CodeLlama-13b Inference with 16k sequence length#
In this example we compile and deploy the Hugging Face codellama/CodeLlama-13b-hf model for tensor parallel inference on Neuron using the Neuronx-Distributed
package. We use 16k sequence length.
The example has the following main sections:
Set up the Jupyter Notebook
Install dependencies
Download the model
Trace the model
Perform greedy sampling
Benchmark sampling
This Jupyter Notebook can be run on a Trn1 instance (trn1.32xlarge
).
Set up the Jupyter Notebook#
The following steps set up Jupyter Notebook and launch this tutorial:
Clone the Neuronx-Distributed repo to your instance using
git clone https://github.com/aws-neuron/neuronx-distributed.git
Navigate to the
examples/inference
samples folder
cd neuronx-distributed/example/inference/
Copy the tutorial notebook
codellama_16k_inference.ipynb
to theexample/inference/
directory.
wget https://raw.githubusercontent.com/aws-neuron/aws-neuron-sdk/master/src/examples/pytorch/neuronx_distributed/llama/codellama_16k_inference.ipynb
You might need to set
ulimit -n 65536
depending on your OS configuration.Follow the instructions in Jupyter Notebook QuickStart to run Jupyter Notebook on your instance.
Install Dependencies#
This tutorial requires the following pip packages:
torch-neuronx
neuronx-cc
sentencepiece
transformers
neuronx-distributed
You can install neuronx-distributed
using the setup guide. Most of other packages will be installed when configuring your environment using the torch-neuronx inference setup guide. The additional dependencies must be installed here:
[ ]:
! pip install transformers==4.40 sentencepiece
Download the model#
In order to download the model weights and tokenizer follow the instructions in codellama/CodeLlama-13b-hf.

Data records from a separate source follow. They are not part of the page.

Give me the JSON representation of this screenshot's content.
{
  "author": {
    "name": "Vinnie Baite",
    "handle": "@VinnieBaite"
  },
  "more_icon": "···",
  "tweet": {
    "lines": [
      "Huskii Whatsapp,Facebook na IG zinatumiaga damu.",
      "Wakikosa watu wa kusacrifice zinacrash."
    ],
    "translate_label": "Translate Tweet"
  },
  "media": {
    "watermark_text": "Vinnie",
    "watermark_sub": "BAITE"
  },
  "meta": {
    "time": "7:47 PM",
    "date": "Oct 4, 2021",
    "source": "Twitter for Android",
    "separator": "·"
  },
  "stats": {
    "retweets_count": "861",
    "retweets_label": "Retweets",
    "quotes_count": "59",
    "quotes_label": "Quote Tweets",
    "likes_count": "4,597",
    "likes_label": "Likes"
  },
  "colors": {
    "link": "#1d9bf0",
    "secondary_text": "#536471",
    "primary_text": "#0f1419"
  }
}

For the purposes of this sample we assume you have saved the CodeLlama-13b model in a directory called models/CodeLlama-13b-hf
.
[ ]:
model_path = "/home/ubuntu/models/CodeLlama-13b-hf"
traced_model_path = "/home/ubuntu/models/CodeLlama-13b-hf-trace"
Trace and load the model#
Now we can trace the model using the LlamaRunner script. This saves the model to the traced_model_path
. After tracing, the model can be loaded.
In this sample we use tensor parallelism degree 32 to optimize performance on trn1.32xlarge.
[ ]:
from llama2.llama2_runner import LlamaRunner
# select maximum prompt length and total sequence length
max_prompt_length = 12288
sequence_length = 16384
batch_size = 1
tp_degree = 32
runner = LlamaRunner(model_path=model_path,
tokenizer_path=model_path)
runner.trace(traced_model_path=traced_model_path,
tp_degree=tp_degree,
batch_size=batch_size,
max_prompt_length=max_prompt_length,
sequence_length=sequence_length,
on_device_sampling=True)
neuron_model = runner.load_neuron_model(traced_model_path)
Inference#
Now lets use the model to perform autoregressive sampling.
[ ]:
import requests
# construct a tokenizer and encode prompt text (prompt is loaded from a library and appended with instruction to write a function)
prompt = requests.get("https://raw.githubusercontent.com/kedartatwawadi/stanford_compression_library/e2fca703ac812331a277644ecc4ae5cfef160ab3/scl/compressors/lz77_sliding_window.py").text
prompt += "\n\n# Function to load binary data from user-provided file and compress it with LZ77 and write output to file\n" # over 11k tokens
prompt = [prompt] # batch size 1
generate_ids, outputs = runner.generate_on_neuron(prompt, neuron_model)
for idx, output in enumerate(outputs):
print(f"output {idx}: {output}")